Artist

Will Calhoun

Genre: Jazz ,Post-Bop ,Heavy Metal ,Hard Rock
Origin: U.S.A
Listen on Coda
Will Calhoun, Living Colour's drummer, ranked among the standout rock percussionists who surfaced in the late 1980s. Born July 22, 1964, and raised in the Bronx, New York, he earned a degree from Boston's Berklee School of Music in the early 1980s. Soon after, guitarist Vernon Reid asked him to join a hard rock band then taking shape. Once Corey Glover joined on vocals and fellow Berklee graduate Muzz Skillings took the bass chair, Living Colour officially formed in 1984. The quartet landed a contract with Epic in 1988 and released its debut album, Vivid, the same year.
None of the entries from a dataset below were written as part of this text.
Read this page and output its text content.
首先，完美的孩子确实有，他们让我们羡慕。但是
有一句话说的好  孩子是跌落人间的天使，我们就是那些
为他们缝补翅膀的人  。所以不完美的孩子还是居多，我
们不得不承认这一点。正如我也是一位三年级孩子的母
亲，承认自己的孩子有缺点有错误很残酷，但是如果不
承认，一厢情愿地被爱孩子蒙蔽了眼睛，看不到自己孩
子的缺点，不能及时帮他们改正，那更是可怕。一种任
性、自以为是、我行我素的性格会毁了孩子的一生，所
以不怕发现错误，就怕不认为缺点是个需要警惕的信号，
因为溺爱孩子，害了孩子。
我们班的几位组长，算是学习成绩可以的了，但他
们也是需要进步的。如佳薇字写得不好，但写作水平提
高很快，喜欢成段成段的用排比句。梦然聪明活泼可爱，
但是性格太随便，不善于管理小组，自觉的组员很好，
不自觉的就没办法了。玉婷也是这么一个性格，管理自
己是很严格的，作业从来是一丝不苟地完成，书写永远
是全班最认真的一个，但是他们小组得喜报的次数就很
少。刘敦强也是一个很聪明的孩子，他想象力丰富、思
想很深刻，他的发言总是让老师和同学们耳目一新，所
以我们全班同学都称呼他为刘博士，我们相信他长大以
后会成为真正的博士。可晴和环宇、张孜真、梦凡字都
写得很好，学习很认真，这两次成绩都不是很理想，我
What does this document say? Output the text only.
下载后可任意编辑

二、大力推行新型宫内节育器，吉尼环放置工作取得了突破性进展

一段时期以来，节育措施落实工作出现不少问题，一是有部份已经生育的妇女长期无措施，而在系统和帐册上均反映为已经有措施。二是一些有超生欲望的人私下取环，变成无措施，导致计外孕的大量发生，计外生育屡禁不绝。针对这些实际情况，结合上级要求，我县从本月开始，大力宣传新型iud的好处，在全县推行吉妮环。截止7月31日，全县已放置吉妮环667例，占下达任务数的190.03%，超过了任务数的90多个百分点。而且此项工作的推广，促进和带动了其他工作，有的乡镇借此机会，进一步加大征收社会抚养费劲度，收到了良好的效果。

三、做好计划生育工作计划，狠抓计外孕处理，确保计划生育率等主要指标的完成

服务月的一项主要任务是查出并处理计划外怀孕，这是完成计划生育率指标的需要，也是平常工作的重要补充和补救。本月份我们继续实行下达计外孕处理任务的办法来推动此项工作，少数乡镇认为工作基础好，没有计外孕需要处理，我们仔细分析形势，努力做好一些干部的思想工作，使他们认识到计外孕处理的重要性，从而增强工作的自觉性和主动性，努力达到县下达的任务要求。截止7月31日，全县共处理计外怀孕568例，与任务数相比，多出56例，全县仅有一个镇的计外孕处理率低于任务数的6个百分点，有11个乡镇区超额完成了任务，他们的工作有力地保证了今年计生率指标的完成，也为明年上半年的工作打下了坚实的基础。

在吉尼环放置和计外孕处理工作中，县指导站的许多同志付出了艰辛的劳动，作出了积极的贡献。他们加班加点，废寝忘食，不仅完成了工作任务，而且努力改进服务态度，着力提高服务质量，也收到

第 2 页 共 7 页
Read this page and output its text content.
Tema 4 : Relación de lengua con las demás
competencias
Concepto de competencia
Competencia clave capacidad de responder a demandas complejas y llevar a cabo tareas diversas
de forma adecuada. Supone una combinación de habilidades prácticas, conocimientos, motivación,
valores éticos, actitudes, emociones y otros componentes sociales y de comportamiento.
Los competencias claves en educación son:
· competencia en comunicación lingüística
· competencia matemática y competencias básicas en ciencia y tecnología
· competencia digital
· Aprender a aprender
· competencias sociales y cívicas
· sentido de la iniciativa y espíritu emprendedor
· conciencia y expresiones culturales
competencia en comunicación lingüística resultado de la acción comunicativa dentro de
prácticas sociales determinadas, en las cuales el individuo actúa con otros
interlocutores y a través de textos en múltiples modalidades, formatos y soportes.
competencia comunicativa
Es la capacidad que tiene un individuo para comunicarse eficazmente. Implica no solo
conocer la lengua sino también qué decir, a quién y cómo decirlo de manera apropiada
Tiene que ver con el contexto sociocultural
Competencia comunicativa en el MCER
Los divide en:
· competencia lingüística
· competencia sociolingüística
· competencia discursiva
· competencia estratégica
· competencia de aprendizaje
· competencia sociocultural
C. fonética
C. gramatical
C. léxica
Powered by the anthemic hit single "Cult of Personality," the record achieved major commercial success, while Calhoun earned quick acclaim as one of rock's premier drummers, winning honors in both Modern Drummer Magazine's Readers Poll and Rolling Stone Magazine's Critics Poll. Living Colour kept releasing albums into the early 1990s—Time's Up in 1990, Biscuits in 1991, and Stain in 1993—after Doug Wimbish replaced Skillings on bass, before the group disbanded in 1995. Calhoun also became a sought-after session player, recording or performing with B.B. King, Mick Jagger, Harry Belafonte, Pharaoh Sanders, Jack Dejohnette, Marcus Miller, Dr. John, Carly Simon, Herb Alpert, Ron Wood, Wayne Shorter, Run-DMC, and Public Enemy. He appeared on solo projects by his Living Colour bandmates, including Corey Glover's Hymns and Doug Wimbish's Trippy Notes for Bass. With Wimbish he formed Jungle Funk, which issued a self-titled album in 1998, and he put out his own solo recordings: Housework in 1994, Drumwave in 1997, and Live at the Blue Note in 2000, the last credited to the Will Calhoun Quintet. In the late 1990s Calhoun teamed with Wimbish and Glover in Headfake, an alliance that soon prompted a full Living Colour reunion with Reid's return just before 2001. The band toured throughout 2001 and planned a new studio album for release in the near future. Calhoun also served as drummer and producer for an upcoming Mos Def album, assembling a backing group called Black Jack Johnson that included Funkadelic keyboardist Bernie Worrell and Bad Brains guitarist Dr. Know, among others.